14 Avril 2020, 10:41am

Publié par Flora bis

   Cinquième semaine. Hier soir, le président de la république a annoncé dans son discours ce que nous pressentions tous: le déconfinement ne débuterait pas avant le 11 mai. (Tiens, "déconfinement" : ces notions nouvelles deviennent si vite familières!)

   Ce n'était pas inattendu mais la frustration, l'impatience de certains  -  et parmi eux, il y en a qui ne sont pas les plus mal lotis avec grande maison, jardin  -  s'expriment en contestation: il faut descendre dans la rue, réclamer notre dû, masques, tests, liberté de circuler, la vie comme avant mais en mieux!

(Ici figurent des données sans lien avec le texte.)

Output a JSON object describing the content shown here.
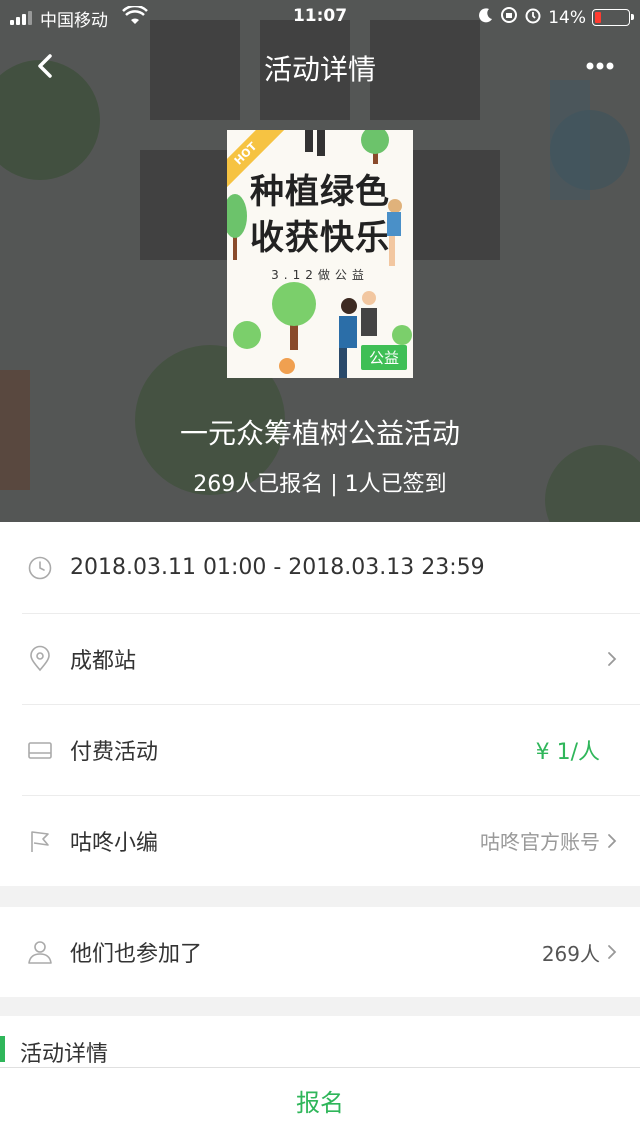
{
  "status_bar": {
    "carrier": "中国移动",
    "time": "11:07",
    "battery_percent": "14%"
  },
  "nav": {
    "title": "活动详情",
    "back_icon": "chevron-left-icon",
    "more_icon": "more-dots-icon"
  },
  "poster": {
    "hot_label": "HOT",
    "line1": "种植绿色",
    "line2": "收获快乐",
    "date_line": "3.12做公益",
    "badge": "公益"
  },
  "event": {
    "title": "一元众筹植树公益活动",
    "stats": "269人已报名 | 1人已签到"
  },
  "info": {
    "time": "2018.03.11 01:00 - 2018.03.13 23:59",
    "location": "成都站",
    "fee_type": "付费活动",
    "price": "¥ 1/人",
    "organizer": "咕咚小编",
    "organizer_account": "咕咚官方账号"
  },
  "participants": {
    "label": "他们也参加了",
    "count": "269人"
  },
  "details": {
    "label": "活动详情"
  },
  "signup_label": "报名",
  "colors": {
    "accent": "#2fb65a",
    "hero_overlay": "#464a49"
  }
}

Le pouvoir ne fait que de mentir, c'est de leur faute si on en est arrivés là... (d'autres "complotistes" plus radicaux n'hésitent pas à reprocher aux puissants un "lâcher de virus" afin de mieux museler la foule de soumis et d'opprimés.)

   Certes, il sera légitime de demander des responsabilités aux décideurs de ces dernières décennies qui ont forcé la transformation de la gestion de la santé en une entreprise qui doit gagner du fric au lieu d'en dépenser... Et même ainsi, et grâce au dévouement du personnel soignant, ce système a réussi à faire face à la tempête virale. En prenant soin de façon égale des riches et des pauvres.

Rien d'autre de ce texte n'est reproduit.